Foi o número mais baixo em sete décadas, com exceção de 1961, o último ano de uma fome que deixou dezenas de milhões de mortos.

A taxa de natalidade no ano passado, de 10,48 nascidos vivos por 1.000 pessoas, foi a mais baixa desde 1949. Em comparação, a taxa na Inglaterra e no País de Gales foi de 11,1 no ano passado, a mais baixa desde que os registros começaram em 1938. A taxa de natalidade de Cingapura, uma das mais baixas em o mundo é de 8,9 por 1.000 pessoas. O Níger, com uma das maiores taxas de natalidade do mundo, registrou 46,5 nascimentos por 1.000 pessoas em 2017, segundo o Banco Mundial.

“Não se pode mais apontar agora a política restritiva de controle de natalidade do governo chinês como culpada”, disse Wang Feng, professor de sociologia da Universidade da Califórnia, Irvine. “Uma taxa de natalidade tão baixa mostra abundantemente claro que é impulsionada pelas fortes forças estruturais, tanto econômicas quanto sociais, e permanecerá assim no futuro próximo”.

Ning Jizhe, diretor do departamento, disse que, embora a taxa de natalidade tenha caído ainda mais em 2019, a queda foi menor do que no ano anterior, quando a taxa caiu para 10,94 por mil, ante 12,43 em 2017. Ning disse que 14,6 milhões de nascimentos no ano passado foram “Ainda é um número relativamente grande”, de acordo com a mídia estatal.

Como a China enfrenta uma população cada vez mais idosa, o segmento que mais cresce no país, os formuladores de políticas têm se esforçado para fortalecer a população após décadas de planejamento familiar rigoroso, mais conhecido como a “política de um filho” que restringia muitas famílias a um filho desde o início dos anos 80.

Em 2019, a taxa de natalidade da China caiu para 10,48/1000 pessoas

Fonte: Banco Mundial/ Escritório Nacional de Estatística/ Guardian

Sociedade competitiva e cara

Em 2015, a China reverteu a política para permitir que todos os casais tivessem dois filhos e os formuladores de políticas sugeriram que as restrições poderiam ser totalmente eliminadas.

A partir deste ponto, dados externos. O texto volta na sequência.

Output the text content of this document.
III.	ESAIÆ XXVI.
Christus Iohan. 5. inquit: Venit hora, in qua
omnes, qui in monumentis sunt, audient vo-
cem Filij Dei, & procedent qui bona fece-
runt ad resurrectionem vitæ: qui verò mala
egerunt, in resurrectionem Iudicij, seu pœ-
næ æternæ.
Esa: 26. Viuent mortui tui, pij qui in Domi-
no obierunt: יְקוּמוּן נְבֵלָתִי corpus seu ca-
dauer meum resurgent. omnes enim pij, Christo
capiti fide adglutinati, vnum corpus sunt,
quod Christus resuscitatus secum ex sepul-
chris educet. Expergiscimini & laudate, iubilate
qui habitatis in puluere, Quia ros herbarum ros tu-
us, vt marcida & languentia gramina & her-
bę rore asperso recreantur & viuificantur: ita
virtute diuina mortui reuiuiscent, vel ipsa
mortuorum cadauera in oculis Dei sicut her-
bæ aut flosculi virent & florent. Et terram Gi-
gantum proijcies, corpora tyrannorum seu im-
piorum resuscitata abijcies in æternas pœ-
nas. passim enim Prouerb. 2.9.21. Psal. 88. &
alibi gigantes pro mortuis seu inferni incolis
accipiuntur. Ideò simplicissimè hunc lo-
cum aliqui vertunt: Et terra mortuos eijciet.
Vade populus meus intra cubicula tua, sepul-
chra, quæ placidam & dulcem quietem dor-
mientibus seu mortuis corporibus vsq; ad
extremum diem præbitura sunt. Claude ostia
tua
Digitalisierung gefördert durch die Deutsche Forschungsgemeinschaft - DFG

Mas muitas famílias ainda optaram por não ter mais filhos, citando os altos custos da escola, moradia e assistência médica. Outros disseram que a energia necessária para garantir que seus filhos possam competir na sociedade chinesa moderna era muito cansativa. As taxas de divórcio aumentaram e mais mulheres se casaram mais tarde ou não.

Especialistas disseram que era difícil mudar hábitos em uma sociedade construída em torno de famílias de filhos únicos e que a taxa de natalidade provavelmente continuaria a cair.

Idosos serão problema

A política do filho único foi introduzida pelo líder Deng Xiaoping para reduzir o crescimento populacional e promover o desenvolvimento econômico, com exceções para famílias rurais cujo primogênito era mulher e para minorias étnicas.

A medida foi aplicada principalmente através de multas, mas também foi notória por abortos forçados e esterilizações. O resultado foi dramático: as taxas de fertilidade caíram de 5,9 nascimentos por mulher em 1970 para cerca de 1,6 no final dos anos 90. O nível de substituição para uma população é 2.1.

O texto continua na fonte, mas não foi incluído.